It has more lycopene than raw tomatoes
In just one cup, watermelon has 1.5 times the stuff than a large fresh tomato, 6 milligrams compared to 4 milligrams, according to the USDA. That matters because lycopene is thought to act as a super antioxidant, stopping free radicals from damaging your cells and messing with your immune system. Some research even suggests that lycopene, typically found in red fruits and vegetables, may help fight heart disease and several types of cancer. Pro tip: “To retain the most antioxidants in this delicious superfood, store your watermelon at room temperature before slicing,” Sass says.
The juice can relieve muscle soreness
A Spanish study in the Journal of Agricultural and Food Chemistry found that drinking watermelon juice can actually be quite soothing after a grueling workout. Athletes who consumed a little more than 16 ounces an hour before exercise had less muscle soreness and a lower heart rate within a day.
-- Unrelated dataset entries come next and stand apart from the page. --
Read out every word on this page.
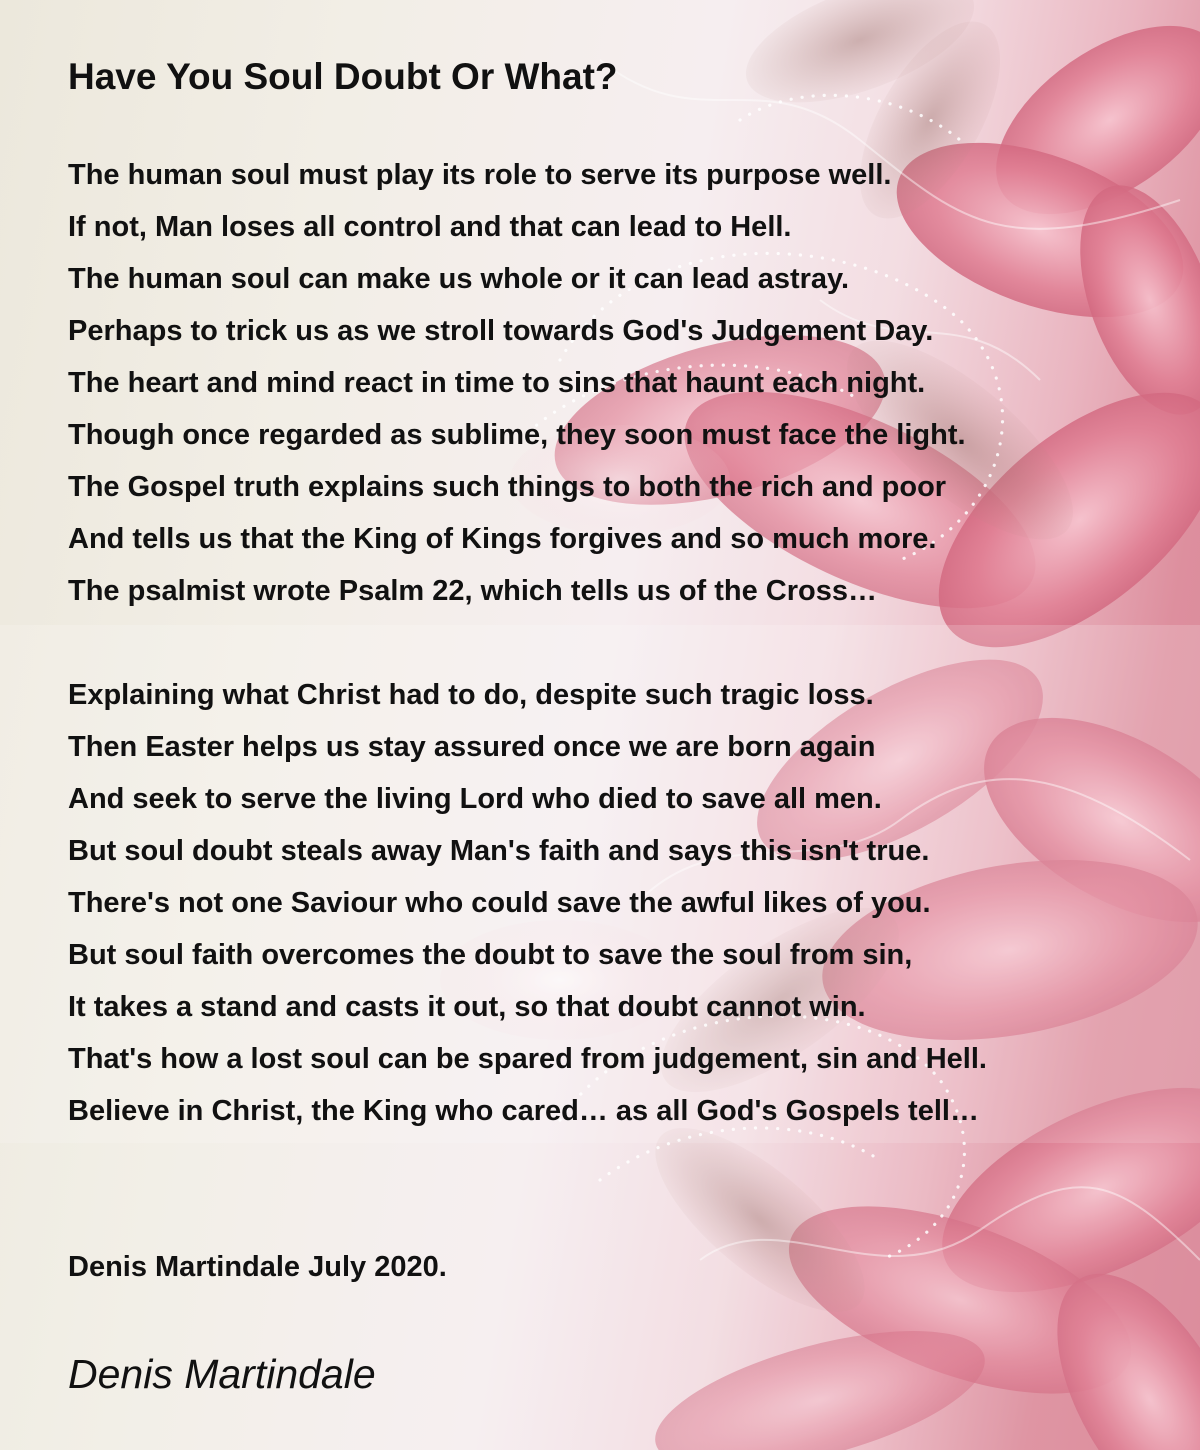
Have You Soul Doubt Or What?
The human soul must play its role to serve its purpose well.
If not, Man loses all control and that can lead to Hell.
The human soul can make us whole or it can lead astray.
Perhaps to trick us as we stroll towards God's Judgement Day.
The heart and mind react in time to sins that haunt each night.
Though once regarded as sublime, they soon must face the light.
The Gospel truth explains such things to both the rich and poor
And tells us that the King of Kings forgives and so much more.
The psalmist wrote Psalm 22, which tells us of the Cross…
Explaining what Christ had to do, despite such tragic loss.
Then Easter helps us stay assured once we are born again
And seek to serve the living Lord who died to save all men.
But soul doubt steals away Man's faith and says this isn't true.
There's not one Saviour who could save the awful likes of you.
But soul faith overcomes the doubt to save the soul from sin,
It takes a stand and casts it out, so that doubt cannot win.
That's how a lost soul can be spared from judgement, sin and Hell.
Believe in Christ, the King who cared… as all God's Gospels tell…

Denis Martindale July 2020.

Denis Martindale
That may be because watermelon contains a natural substance called citrulline that’s been tied to improved artery function and lower blood pressure. In fact, its ability to relax the blood vessels led Texas A&M University researchers to say watermelon has Viagra-like effects. But you’ll need to look beyond the pink flesh if you really want to load up on citrulline—it’s concentrated most in the rind. If that’s not your thing, you can always save it for pickling or preserving later, Sass says.
It’s a fruit AND a vegetable
Talk about an overachiever. Like most fruits, watermelon is the product of a seed-producing plant and has a signature sweet taste. But it can be traced back to the squash, pumpkin, and cucumber family known as Cucurbitaceae. Remember how you can eat the rind? The dual nature of watermelon makes it all edible, so there’s no excuse to leave any part behind.